Decision framework: who should pick what
- You're a tiny team (1–5 reps) on a budget. HubSpot Free CRM. It's the only meaningfully-featured free option and unlimited users is genuinely unlimited.
- You're an outbound sales team or SDR-heavy org. Close. Dialer, sequences, and SMS bundled in.
- You're an agency, consultancy, or services org that uses Monday for CRM + project delivery. Insightly. It's the closest like-for-like and you keep the project workflow.
- You're a modern B2B SaaS sales team prioritizing AI in 2026. Attio. The product velocity and AI-first design lead the category.
- You're a value-conscious team that wants CRM + marketing + helpdesk under one vendor. Zoho CRM, or Zoho One if you need the broader bundle.
- You're an SMB B2B sales team that wants a clean pure-sales CRM without the work-OS overhead. Pipedrive. The model fits sales orgs better than Monday's board model does.
- You're an inbound-led team with significant marketing spend. HubSpot. Sales Hub + Marketing Hub remains the strongest all-in-one for inbound.
- You're a relationship-led founder, agency, or partnerships team. Folk. The contact-graph model fits the workflow.
- You're a mid-market or enterprise sales org with complex forecasting and territory needs. Salesforce. The migration cost pays back at 50+ reps.
- You're a visual-first SMB team that primarily uses Monday for projects and lightly touches the CRM. Stay on Monday CRM. The migration cost rarely pays back when the CRM is a secondary surface.
Bottom line
Monday CRM is a genuinely good product for the workload it was built for: visual pipeline tracking inside teams that already run on the Monday.com work-OS. For that team, in 2026, it remains a defensible choice. For everyone else — and especially for sales-first teams paying Pro-tier prices for a tool that's really a project-management platform with a CRM template — the alternative math has shifted.
HubSpot delivers a real free CRM at zero cost. Pipedrive delivers a sales-first pipeline that doesn't make you configure your way into a CRM. Attio delivers the AI-native modern stack. Zoho CRM and Insightly deliver value and breadth. Close delivers the outbound stack. Folk delivers relationship-led teams. Salesforce delivers enterprise depth.

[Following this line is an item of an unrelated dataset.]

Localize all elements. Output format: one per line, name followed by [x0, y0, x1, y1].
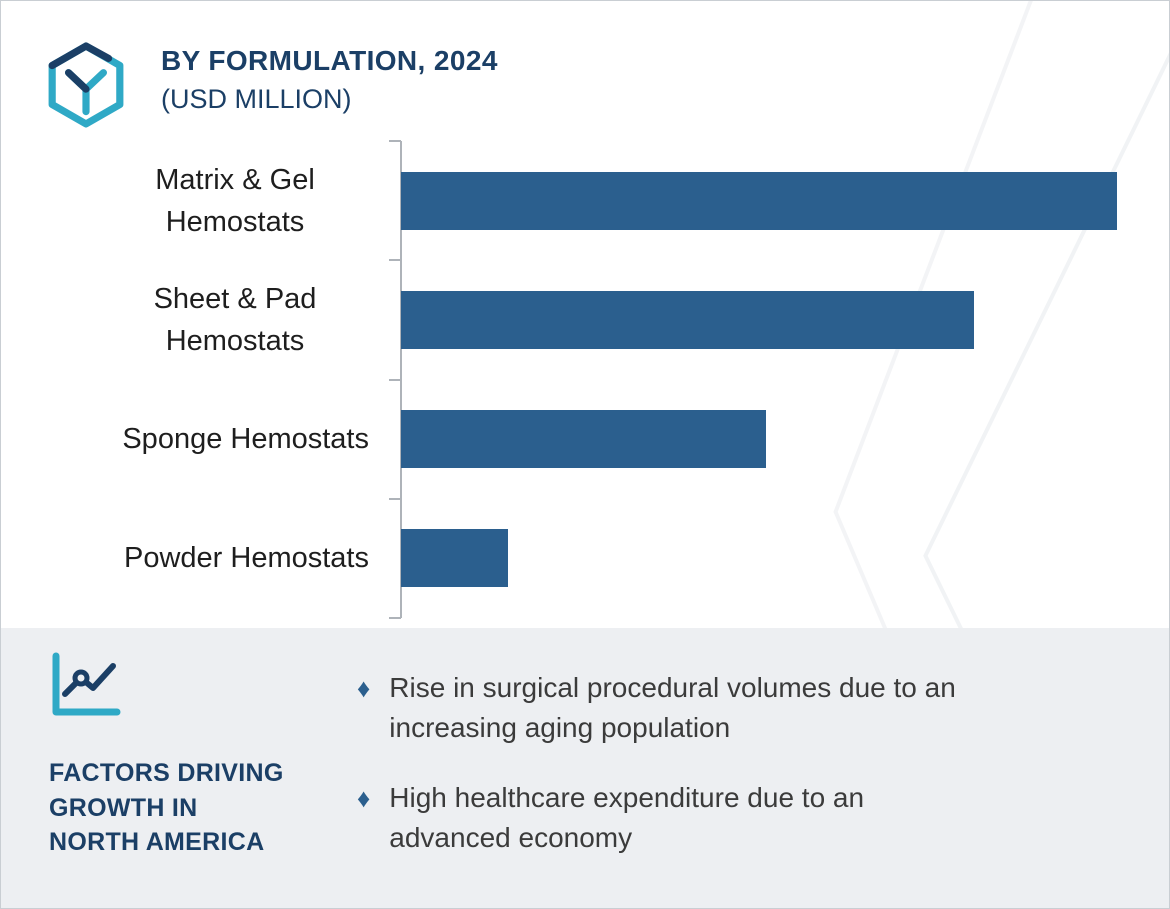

The mistake most teams make is staying on Monday too long out of inertia: the renewal goes through, no one wants to lead the migration, and the team keeps working around the gaps with manual processes and bolted-on tools. The teams that actually leave plan the migration around the renewal date, run a 2-week parallel period, and cut over to a CRM built for their actual sales motion — not the work-OS that happened to ship a pipeline template.
Pick two from the shortlist above, run a 30-day trial against your real pipeline, and the data will tell you which one to buy. Don't overthink this.